Jo Youngji, Jamieson Lise, Edoka Ijeoma, Long Lawrence, Silal Sheetal, Pulliam Juliet R C, Moultrie Harry, Sanne Ian, Meyer-Rath Gesine, Nichols Brooke E
Section of Infectious Disease, Department of Medicine, Boston Medical Center, Boston, Massachusetts, USA.
Health Economics and Epidemiology Research Office, Department of Internal Medicine, School of Clinical Medicine, Faculty of Health Sciences, University of the Witwatersrand, Johannesburg, South Africa.
Open Forum Infect Dis. 2021 Jan 29;8(3):ofab040. doi: 10.1093/ofid/ofab040. eCollection 2021 Mar.

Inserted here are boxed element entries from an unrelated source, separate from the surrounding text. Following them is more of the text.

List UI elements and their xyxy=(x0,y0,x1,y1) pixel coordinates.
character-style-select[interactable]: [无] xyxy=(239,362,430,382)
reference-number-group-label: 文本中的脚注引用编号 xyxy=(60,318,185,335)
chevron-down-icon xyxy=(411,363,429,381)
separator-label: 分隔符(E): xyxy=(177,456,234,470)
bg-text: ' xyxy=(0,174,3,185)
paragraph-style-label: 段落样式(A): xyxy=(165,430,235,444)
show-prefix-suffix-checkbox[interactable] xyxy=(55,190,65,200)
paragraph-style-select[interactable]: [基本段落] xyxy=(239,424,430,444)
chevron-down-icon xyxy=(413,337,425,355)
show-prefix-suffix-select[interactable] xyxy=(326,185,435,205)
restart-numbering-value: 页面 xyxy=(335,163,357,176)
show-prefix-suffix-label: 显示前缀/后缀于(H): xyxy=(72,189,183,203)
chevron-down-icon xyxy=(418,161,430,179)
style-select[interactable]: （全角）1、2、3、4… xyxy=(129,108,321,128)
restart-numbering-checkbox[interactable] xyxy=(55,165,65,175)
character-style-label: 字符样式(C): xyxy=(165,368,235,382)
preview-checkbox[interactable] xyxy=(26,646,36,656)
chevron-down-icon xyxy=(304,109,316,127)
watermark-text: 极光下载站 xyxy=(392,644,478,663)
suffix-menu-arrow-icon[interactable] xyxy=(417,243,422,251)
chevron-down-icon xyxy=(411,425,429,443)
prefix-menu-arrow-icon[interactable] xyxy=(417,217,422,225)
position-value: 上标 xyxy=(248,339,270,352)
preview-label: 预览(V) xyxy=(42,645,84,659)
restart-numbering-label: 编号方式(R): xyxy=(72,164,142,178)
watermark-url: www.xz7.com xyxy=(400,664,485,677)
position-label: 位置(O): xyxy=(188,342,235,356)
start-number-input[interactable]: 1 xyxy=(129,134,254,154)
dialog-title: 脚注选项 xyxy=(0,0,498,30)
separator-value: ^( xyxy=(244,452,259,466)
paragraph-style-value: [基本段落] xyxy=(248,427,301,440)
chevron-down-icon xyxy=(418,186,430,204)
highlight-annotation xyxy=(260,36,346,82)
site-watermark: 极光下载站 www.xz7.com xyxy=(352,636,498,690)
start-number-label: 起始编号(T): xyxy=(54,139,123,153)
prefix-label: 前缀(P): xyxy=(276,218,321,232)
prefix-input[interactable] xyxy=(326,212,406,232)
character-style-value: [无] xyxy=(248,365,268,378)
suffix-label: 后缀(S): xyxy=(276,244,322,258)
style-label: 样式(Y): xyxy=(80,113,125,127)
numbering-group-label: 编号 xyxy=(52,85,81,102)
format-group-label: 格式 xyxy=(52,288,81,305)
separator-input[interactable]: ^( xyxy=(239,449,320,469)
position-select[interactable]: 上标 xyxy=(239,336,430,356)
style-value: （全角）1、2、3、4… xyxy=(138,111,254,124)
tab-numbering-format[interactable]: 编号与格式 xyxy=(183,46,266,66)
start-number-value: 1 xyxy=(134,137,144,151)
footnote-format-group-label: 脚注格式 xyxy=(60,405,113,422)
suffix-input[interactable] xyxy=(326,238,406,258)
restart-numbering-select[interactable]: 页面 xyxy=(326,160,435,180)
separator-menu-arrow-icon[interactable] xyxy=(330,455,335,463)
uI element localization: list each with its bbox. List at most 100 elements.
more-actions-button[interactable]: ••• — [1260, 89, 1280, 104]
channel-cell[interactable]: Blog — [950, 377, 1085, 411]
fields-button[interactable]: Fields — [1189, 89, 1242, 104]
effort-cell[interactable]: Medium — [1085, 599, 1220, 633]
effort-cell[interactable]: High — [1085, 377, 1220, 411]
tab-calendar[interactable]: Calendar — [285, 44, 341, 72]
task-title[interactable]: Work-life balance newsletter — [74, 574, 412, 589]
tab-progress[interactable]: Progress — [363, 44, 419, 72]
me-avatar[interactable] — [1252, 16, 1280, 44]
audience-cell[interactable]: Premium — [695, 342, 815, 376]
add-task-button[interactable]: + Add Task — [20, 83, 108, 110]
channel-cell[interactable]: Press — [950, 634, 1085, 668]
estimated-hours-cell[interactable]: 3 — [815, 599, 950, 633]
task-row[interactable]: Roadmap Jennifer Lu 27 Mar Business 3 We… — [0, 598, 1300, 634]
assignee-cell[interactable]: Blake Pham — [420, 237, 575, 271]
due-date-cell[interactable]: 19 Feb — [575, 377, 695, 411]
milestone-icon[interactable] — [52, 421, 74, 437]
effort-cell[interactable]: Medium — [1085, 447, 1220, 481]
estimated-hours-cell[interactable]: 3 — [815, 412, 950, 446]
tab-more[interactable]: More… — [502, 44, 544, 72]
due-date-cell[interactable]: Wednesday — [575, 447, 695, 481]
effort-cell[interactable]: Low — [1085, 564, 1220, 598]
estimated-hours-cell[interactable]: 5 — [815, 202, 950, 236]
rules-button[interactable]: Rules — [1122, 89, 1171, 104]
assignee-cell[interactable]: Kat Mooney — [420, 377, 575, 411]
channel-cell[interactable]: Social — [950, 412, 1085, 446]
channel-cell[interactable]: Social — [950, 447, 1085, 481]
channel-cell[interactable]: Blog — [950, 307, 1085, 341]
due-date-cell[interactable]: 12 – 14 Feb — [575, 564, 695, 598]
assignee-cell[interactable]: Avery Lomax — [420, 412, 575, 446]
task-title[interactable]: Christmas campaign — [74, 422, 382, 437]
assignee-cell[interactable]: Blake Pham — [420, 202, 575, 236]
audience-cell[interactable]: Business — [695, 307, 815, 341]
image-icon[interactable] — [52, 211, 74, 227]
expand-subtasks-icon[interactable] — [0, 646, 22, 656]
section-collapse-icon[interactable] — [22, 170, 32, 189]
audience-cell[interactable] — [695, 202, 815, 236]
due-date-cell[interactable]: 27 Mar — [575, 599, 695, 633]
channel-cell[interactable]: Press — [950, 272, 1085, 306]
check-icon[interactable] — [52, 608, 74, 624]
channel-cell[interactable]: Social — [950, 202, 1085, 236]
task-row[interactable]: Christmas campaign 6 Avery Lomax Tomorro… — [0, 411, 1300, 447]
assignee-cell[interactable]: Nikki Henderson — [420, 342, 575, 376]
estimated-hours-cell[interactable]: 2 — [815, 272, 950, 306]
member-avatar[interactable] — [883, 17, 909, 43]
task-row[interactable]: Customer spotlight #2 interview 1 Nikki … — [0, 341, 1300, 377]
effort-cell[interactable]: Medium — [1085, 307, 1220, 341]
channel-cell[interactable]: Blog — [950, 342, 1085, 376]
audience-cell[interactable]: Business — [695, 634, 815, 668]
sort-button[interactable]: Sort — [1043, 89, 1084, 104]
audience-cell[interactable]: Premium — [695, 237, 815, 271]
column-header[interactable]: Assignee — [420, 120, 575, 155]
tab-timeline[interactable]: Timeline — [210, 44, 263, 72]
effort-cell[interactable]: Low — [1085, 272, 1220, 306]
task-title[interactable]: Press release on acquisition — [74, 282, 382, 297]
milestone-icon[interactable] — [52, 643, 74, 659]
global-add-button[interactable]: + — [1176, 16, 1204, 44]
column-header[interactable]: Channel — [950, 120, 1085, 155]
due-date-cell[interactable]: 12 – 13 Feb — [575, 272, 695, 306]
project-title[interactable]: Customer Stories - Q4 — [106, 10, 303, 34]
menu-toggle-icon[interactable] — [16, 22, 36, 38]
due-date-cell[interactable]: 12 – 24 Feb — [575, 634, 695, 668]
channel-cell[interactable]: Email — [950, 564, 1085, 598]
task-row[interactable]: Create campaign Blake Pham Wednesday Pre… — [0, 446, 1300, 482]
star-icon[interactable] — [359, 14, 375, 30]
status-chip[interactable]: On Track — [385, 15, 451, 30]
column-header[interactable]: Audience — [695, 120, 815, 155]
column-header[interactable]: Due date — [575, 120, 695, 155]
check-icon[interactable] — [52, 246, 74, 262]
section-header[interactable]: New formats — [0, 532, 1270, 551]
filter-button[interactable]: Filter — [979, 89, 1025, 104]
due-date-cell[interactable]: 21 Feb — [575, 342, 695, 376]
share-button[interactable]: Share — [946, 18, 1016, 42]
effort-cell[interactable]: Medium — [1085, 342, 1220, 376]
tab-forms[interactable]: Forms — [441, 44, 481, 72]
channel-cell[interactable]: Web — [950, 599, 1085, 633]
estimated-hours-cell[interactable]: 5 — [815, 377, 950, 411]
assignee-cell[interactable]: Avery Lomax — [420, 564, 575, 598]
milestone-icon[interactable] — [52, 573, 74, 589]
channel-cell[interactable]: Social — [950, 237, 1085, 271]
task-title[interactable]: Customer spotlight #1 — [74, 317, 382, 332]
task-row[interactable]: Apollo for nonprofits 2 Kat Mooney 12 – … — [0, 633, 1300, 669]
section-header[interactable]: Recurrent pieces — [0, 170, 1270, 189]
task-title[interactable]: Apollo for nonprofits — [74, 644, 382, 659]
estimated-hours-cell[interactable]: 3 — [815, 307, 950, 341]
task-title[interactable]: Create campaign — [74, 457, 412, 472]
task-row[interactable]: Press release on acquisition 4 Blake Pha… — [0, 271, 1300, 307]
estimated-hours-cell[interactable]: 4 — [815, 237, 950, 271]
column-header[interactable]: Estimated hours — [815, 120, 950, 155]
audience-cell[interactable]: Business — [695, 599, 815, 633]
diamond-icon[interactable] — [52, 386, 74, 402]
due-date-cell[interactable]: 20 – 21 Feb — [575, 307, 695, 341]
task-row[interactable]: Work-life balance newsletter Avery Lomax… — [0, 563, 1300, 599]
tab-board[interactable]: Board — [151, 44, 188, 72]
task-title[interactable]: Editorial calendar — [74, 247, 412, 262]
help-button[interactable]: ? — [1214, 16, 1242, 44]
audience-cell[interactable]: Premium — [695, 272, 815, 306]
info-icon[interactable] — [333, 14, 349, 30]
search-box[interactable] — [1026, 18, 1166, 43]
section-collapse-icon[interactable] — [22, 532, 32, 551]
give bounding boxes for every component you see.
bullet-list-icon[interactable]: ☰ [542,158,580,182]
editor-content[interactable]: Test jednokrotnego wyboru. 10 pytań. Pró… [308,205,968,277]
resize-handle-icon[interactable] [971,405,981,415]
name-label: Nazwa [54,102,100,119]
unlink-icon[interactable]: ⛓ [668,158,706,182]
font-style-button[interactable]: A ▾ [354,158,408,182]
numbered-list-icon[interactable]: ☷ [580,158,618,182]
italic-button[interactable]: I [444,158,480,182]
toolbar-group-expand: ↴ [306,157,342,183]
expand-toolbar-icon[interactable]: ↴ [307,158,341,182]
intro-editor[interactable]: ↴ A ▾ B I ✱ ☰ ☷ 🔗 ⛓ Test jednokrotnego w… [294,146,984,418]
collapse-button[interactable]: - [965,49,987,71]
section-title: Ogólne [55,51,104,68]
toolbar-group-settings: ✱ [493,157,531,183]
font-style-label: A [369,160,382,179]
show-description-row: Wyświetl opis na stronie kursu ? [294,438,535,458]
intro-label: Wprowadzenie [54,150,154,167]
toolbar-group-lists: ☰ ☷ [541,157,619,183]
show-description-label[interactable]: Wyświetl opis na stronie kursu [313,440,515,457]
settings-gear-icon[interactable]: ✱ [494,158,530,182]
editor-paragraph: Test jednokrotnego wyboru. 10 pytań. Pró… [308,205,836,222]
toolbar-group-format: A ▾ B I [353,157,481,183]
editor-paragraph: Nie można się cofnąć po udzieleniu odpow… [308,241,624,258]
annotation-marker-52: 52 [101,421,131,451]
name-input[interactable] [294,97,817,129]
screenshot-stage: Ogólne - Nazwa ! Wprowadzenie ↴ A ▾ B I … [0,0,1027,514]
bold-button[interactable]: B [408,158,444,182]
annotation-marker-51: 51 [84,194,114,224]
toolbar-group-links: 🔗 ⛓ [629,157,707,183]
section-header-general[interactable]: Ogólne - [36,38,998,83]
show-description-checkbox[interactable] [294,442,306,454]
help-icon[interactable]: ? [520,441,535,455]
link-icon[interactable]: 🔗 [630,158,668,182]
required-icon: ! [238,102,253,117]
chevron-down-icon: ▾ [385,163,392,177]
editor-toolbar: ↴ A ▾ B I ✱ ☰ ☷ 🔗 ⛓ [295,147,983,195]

Dexamethasone and remdesivir have the potential to reduce coronavirus disease 2019 (COVID)-related mortality or recovery time, but their cost-effectiveness in countries with limited intensive care resources is unknown.
We projected intensive care unit (ICU) needs and capacity from August 2020 to January 2021 using the South African National COVID-19 Epi Model. We assessed the cost-effectiveness of (1) administration of dexamethasone to ventilated patients and remdesivir to nonventilated patients, (2) dexamethasone alone to both nonventilated and ventilated patients, (3) remdesivir to nonventilated patients only, and (4) dexamethasone to ventilated patients only, all relative to a scenario of standard care. We estimated costs from the health care system perspective in 2020 US dollars, deaths averted, and the incremental cost-effectiveness ratios of each scenario.
Remdesivir for nonventilated patients and dexamethasone for ventilated patients was estimated to result in 408 (uncertainty range, 229-1891) deaths averted (assuming no efficacy [uncertainty range, 0%-70%] of remdesivir) compared with standard care and to save $15 million. This result was driven by the efficacy of dexamethasone and the reduction of ICU-time required for patients treated with remdesivir. The scenario of dexamethasone alone for nonventilated and ventilated patients requires an additional $159 000 and averts 689 [uncertainty range, 330-1118] deaths, resulting in $231 per death averted, relative to standard care.
The use of remdesivir for nonventilated patients and dexamethasone for ventilated patients is likely to be cost-saving compared with standard care by reducing ICU days. Further efforts to improve recovery time with remdesivir and dexamethasone in ICUs could save lives and costs in South Africa.
地塞米松和瑞德西韦有可能降低2019冠状病毒病(COVID-19)相关死亡率或缩短康复时间,但在重症监护资源有限的国家,它们的成本效益尚不清楚。
我们使用南非国家COVID-19疫情模型预测了2020年8月至2021年1月期间的重症监护病房(ICU)需求和容量。我们评估了以下四种情况相对于标准治疗方案的成本效益:(1)对使用呼吸机的患者使用地塞米松,对未使用呼吸机的患者使用瑞德西韦;(2)对未使用呼吸机和使用呼吸机的患者均单独使用地塞米松;(3)仅对未使用呼吸机的患者使用瑞德西韦;(4)仅对使用呼吸机的患者使用地塞米松。我们从医疗保健系统的角度以2020年美元估算成本、避免的死亡人数以及每种情况的增量成本效益比。
与标准治疗相比,预计对未使用呼吸机的患者使用瑞德西韦、对使用呼吸机的患者使用地塞米松可避免408例(不确定范围为229 - 1891例)死亡(假设瑞德西韦无疗效[不确定范围为0% - 70%]),并节省1500万美元。这一结果得益于地塞米松的疗效以及使用瑞德西韦治疗的患者所需ICU时间的减少。相对于标准治疗,对未使用呼吸机和使用呼吸机的患者均单独使用地塞米松的方案需要额外花费15.9万美元,可避免689例(不确定范围为330 - 1118例)死亡,每避免一例死亡的成本为231美元。
与标准治疗相比,对未使用呼吸机的患者使用瑞德西韦、对使用呼吸机的患者使用地塞米松通过减少ICU天数可能节省成本。在ICU中进一步努力使用瑞德西韦和地塞米松来缩短康复时间,可在南非挽救生命并降低成本。